If United’s steady climb up the standings does continue over their final five games, Canouse will likely play a big role. In the 12 matches since he made his first start of the season on July 23, D.C. are 7-2-3 with 26 goals for and only 14 goals against. Those numbers are a huge improvement for the Black-and-Red, who were 3-9-5 with 27 goals for and 34 goals against in 17 matches before Canouse entered the XI. They’re also in line with D.C.’s splits with and without Canouse in 2017, when they went 4-5-1 with a negative-4 goal differential in his 10 starts compared to 5-15-4 with a minus-25 goal in their other 24 matches.
And while Canouse himself gave the bulk of the credit for D.C.’s turnaround to Rooney and Acosta, there’s no denying that the former U.S. youth international has been a big influence. He’s not the most athletic holding midfielder in the league, but he’s adept at reading the game, understands where and how he should funnel opposing attacks, rarely gets pulled out of position and is a solid tackler and clean distributor. His presence has taken significant pressure off United’s back four, which, as the numbers show, has been much more effective since he moved into the lineup.
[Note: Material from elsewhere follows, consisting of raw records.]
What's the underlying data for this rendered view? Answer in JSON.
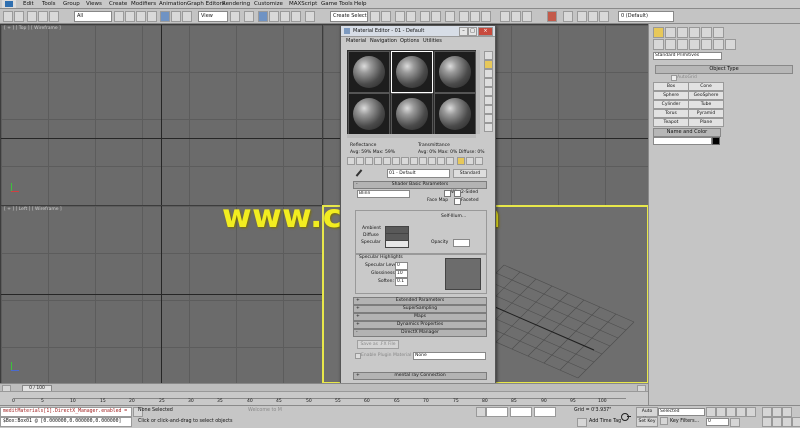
{
  "menu": [
    "Edit",
    "Tools",
    "Group",
    "Views",
    "Create",
    "Modifiers",
    "Animation",
    "Graph Editors",
    "Rendering",
    "Customize",
    "MAXScript",
    "Game Tools",
    "Help"
  ],
  "toolbar": {
    "filter": "All",
    "view": "View",
    "selection_set": "Create Selection Se",
    "layer": "0 (Default)"
  },
  "viewports": {
    "top": "[ + ] [ Top ] [ Wireframe ]",
    "left": "[ + ] [ Left ] [ Wireframe ]"
  },
  "command_panel": {
    "category": "Standard Primitives",
    "object_type_title": "Object Type",
    "autogrid": "AutoGrid",
    "buttons": [
      "Box",
      "Cone",
      "Sphere",
      "GeoSphere",
      "Cylinder",
      "Tube",
      "Torus",
      "Pyramid",
      "Teapot",
      "Plane"
    ],
    "name_color_title": "Name and Color"
  },
  "material_editor": {
    "title": "Material Editor - 01 - Default",
    "menu": [
      "Material",
      "Navigation",
      "Options",
      "Utilities"
    ],
    "reflectance_label": "Reflectance",
    "reflectance_values": "Avg:  59% Max:  59%",
    "transmittance_label": "Transmittance",
    "transmittance_values": "Avg:  0% Max:  0%  Diffuse:  0%",
    "material_name": "01 - Default",
    "material_type": "Standard",
    "shader_basic_title": "Shader Basic Parameters",
    "shader": "Blinn",
    "wire": "Wire",
    "two_sided": "2-Sided",
    "face_map": "Face Map",
    "faceted": "Faceted",
    "self_illum_title": "Self-Illum...",
    "ambient": "Ambient",
    "diffuse": "Diffuse",
    "specular": "Specular",
    "opacity": "Opacity",
    "specular_highlights_title": "Specular Highlights",
    "specular_level_label": "Specular Level:",
    "specular_level": "0",
    "glossiness_label": "Glossiness:",
    "glossiness": "10",
    "soften_label": "Soften:",
    "soften": "0.1",
    "rollouts": [
      "Extended Parameters",
      "SuperSampling",
      "Maps",
      "Dynamics Properties",
      "DirectX Manager"
    ],
    "save_fx": "Save as .FX File",
    "enable_plugin": "Enable Plugin Material",
    "plugin_value": "None",
    "mental_ray": "mental ray Connection"
  },
  "watermark": "www.cgtsj.com",
  "timeline": {
    "frame": "0 / 100",
    "ticks": [
      "0",
      "5",
      "10",
      "15",
      "20",
      "25",
      "30",
      "35",
      "40",
      "45",
      "50",
      "55",
      "60",
      "65",
      "70",
      "75",
      "80",
      "85",
      "90",
      "95",
      "100"
    ]
  },
  "status": {
    "script_line1": "meditMaterials[1].DirectX_Manager.enabled =",
    "script_line2": "$Box:Box01 @ [0.000000,0.000000,0.000000]",
    "selection": "None Selected",
    "prompt": "Click or click-and-drag to select objects",
    "welcome": "Welcome to M",
    "grid": "Grid = 0'3.937\"",
    "auto_key": "Auto Key",
    "set_key": "Set Key",
    "key_mode": "Selected",
    "key_filters": "Key Filters...",
    "add_time_tag": "Add Time Tag",
    "frame_number": "0"
  },
  "colors": {
    "watermark": "#f2ed20",
    "active_viewport": "#e8e84a",
    "viewport_bg": "#6b6b6b"
  }
}
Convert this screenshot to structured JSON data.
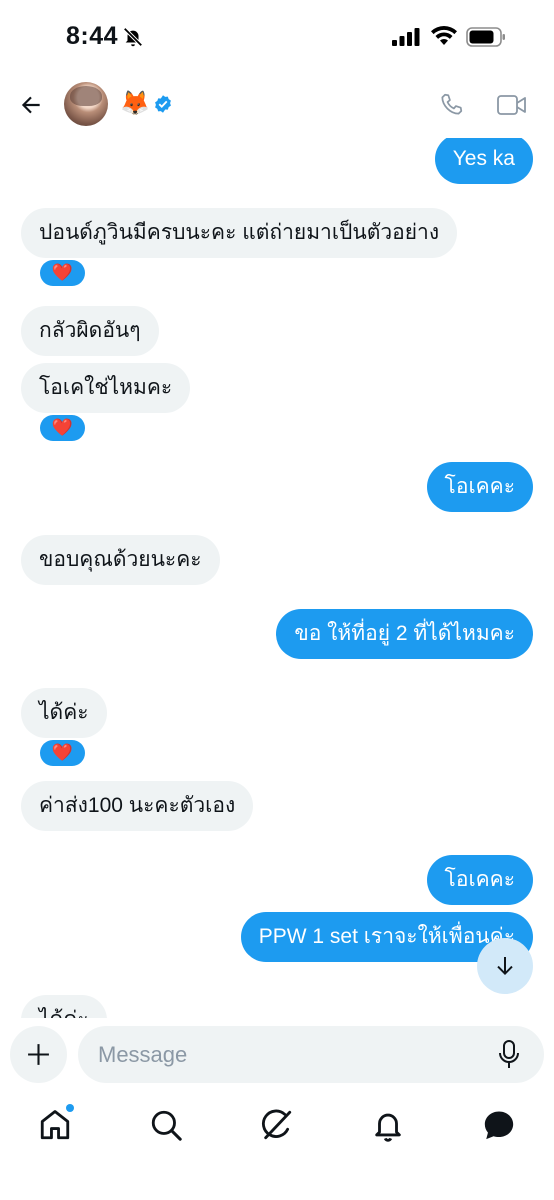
{
  "status_bar": {
    "time": "8:44"
  },
  "header": {
    "emoji": "🦊"
  },
  "messages": [
    {
      "side": "out",
      "text": "Yes ka"
    },
    {
      "side": "in",
      "text": "ปอนด์ภูวินมีครบนะคะ แต่ถ่ายมาเป็นตัวอย่าง",
      "reaction": "❤️"
    },
    {
      "side": "in",
      "text": "กลัวผิดอันๆ"
    },
    {
      "side": "in",
      "text": "โอเคใช่ไหมคะ",
      "reaction": "❤️"
    },
    {
      "side": "out",
      "text": "โอเคคะ"
    },
    {
      "side": "in",
      "text": "ขอบคุณด้วยนะคะ"
    },
    {
      "side": "out",
      "text": "ขอ ให้ที่อยู่ 2 ที่ได้ไหมคะ"
    },
    {
      "side": "in",
      "text": "ได้ค่ะ",
      "reaction": "❤️"
    },
    {
      "side": "in",
      "text": "ค่าส่ง100 นะคะตัวเอง"
    },
    {
      "side": "out",
      "text": "โอเคคะ"
    },
    {
      "side": "out",
      "text": "PPW 1 set เราจะให้เพื่อนค่ะ"
    },
    {
      "side": "in",
      "text": "ได้ค่ะ"
    }
  ],
  "composer": {
    "placeholder": "Message"
  },
  "colors": {
    "accent": "#1d9bf0",
    "incoming_bubble": "#eff3f4",
    "reaction": "#e0245e"
  },
  "icons": {
    "status": [
      "bell-muted-icon",
      "signal-icon",
      "wifi-icon",
      "battery-icon"
    ],
    "header": [
      "back-arrow-icon",
      "verified-badge-icon",
      "phone-icon",
      "video-icon"
    ],
    "nav": [
      "home-icon",
      "search-icon",
      "grok-icon",
      "bell-icon",
      "messages-icon"
    ]
  }
}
“I try to pride myself on being tough in the middle defensively,” he said. “I try to force the play wide a lot so the back four and the goalkeeper aren’t sustaining a lot of pressure throughout the 90 minutes, and I think that’s helped close down the middle a lot. I try to organize the play as well when we don’t have the ball. I think that’s a key asset that a lot of people don’t realize when they’re watching a game, but it’s just really important – the act of defending, the marking, connecting the lines so that when the ball turns over our team is there to win it again and build that next possession.”
Canouse is in a good place now, but the Lancaster, Pennsylvania native hasn’t had an easy road since he left the New York Red Bulls academy to join Hoffenheim’s youth setup at age 15 in 2011.
He never quite broke through for the German club, making just one Bundesliga appearance before being sent on loan to Bochum in 2016. His experience in the second division was solid, but he wanted more of a full-time role. So he headed to D.C. last August.
He did enough down the stretch with United to earn an invite to U.S. men’s national team camp in January, where a solid performance ratcheted up his personal expectations for 2018. Those plans were derailed by a knee injury suffered early in D.C.’s preseason that lingered longer than hoped and eventually shelved him for half the season.
Those struggles have made his solid play over the last two months feel even sweeter, however. And now that he feels like his career is back on an upward trajectory, Canouse is shooting for big things with D.C., who could move out of seventh place and into playoff position in the East as soon as this weekend.
“If we can get that sixth-place spot, I feel we can beat anyone,” he said. “We’ve showed it in the previous results against Atlanta and New York – we can get results against them and we can play good soccer against them. If we can sneak in, get a couple results here these last five games and get that sixth spot, I wouldn’t count us out for winning it all.”